Abstract

Code smells in software indicate poor design and implementation choices. Detecting and removing them is critical for sustainable software development. Machine learning (ML) can automate code smell detection. Most ML solutions train models from scratch on code smell datasets, using handcrafted source code metrics as features. Pretrained language models, like BERT, fueled a paradigm shift in natural language processing: from handcrafted features to automatically inferred features and from training models from scratch to using pretrained models. Code embeddings offer the potential to bring a similar paradigm shift to code analysis.

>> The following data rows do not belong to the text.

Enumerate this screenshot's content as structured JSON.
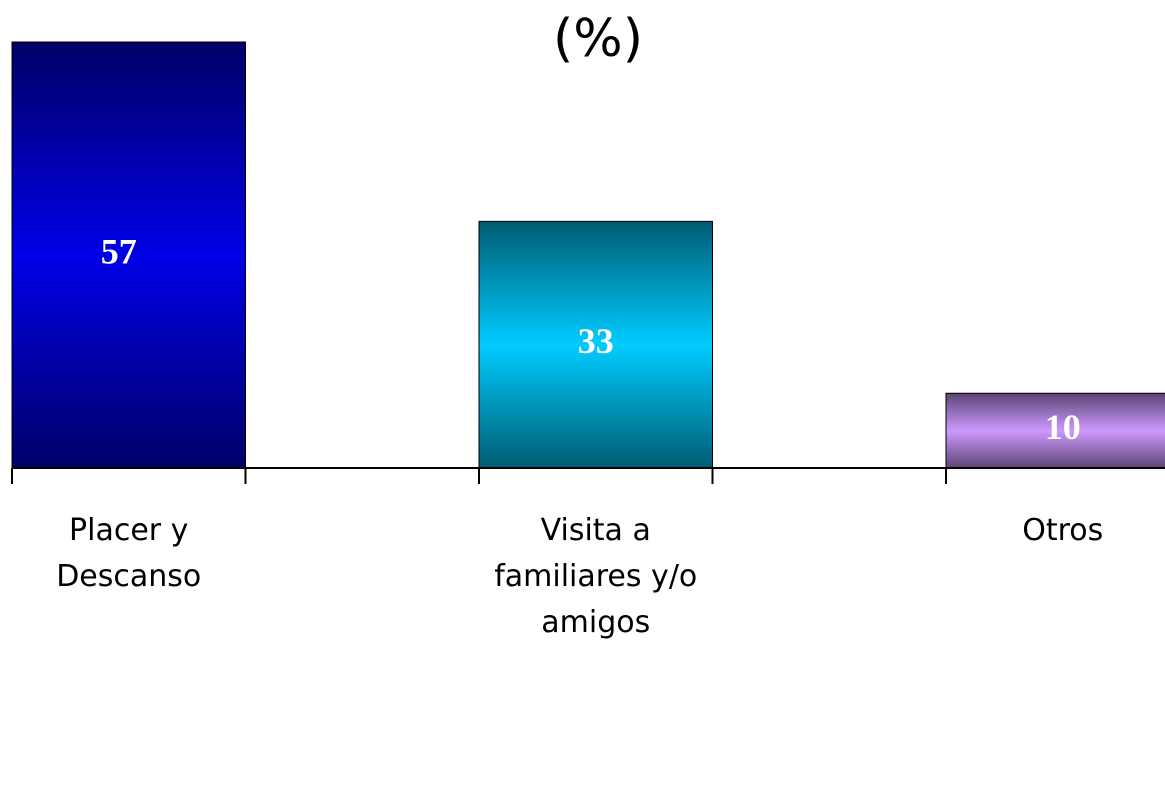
{
  "chart_data": {
    "type": "bar",
    "title": "(%)",
    "categories": [
      "Placer y Descanso",
      "Visita a familiares y/o amigos",
      "Otros"
    ],
    "values": [
      57,
      33,
      10
    ],
    "colors": [
      "#0000e6",
      "#00ccff",
      "#cc99ff"
    ]
  }
}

Nevertheless, the potential of using pretrained neural code embeddings for code smell detection has yet to be fully explored. To this end, we evaluated ML models trained using different code representations: code metrics and state-of-the-art neural code embeddings (CodeT5 and CuBERT). We experimented with CodeT5 variants (base and small) and explored multiple ways of embedding code snippets (by combining line-level embeddings or passing the entire code snippet as input). We tested our approaches on the tasks of detecting Data Class and Feature Envy on the MLCQ dataset. Considering the results of this study and our previous research, performance-wise, there is no clear winner between using code metrics or code embeddings for different code smell types and programming languages. However, given that, in contrast to code metrics, code embeddings can automatically adapt to new programming constructs and are expected to scale better with dataset size, these models are likely to become the future state-of-the-art feature generation technique for code smell detection.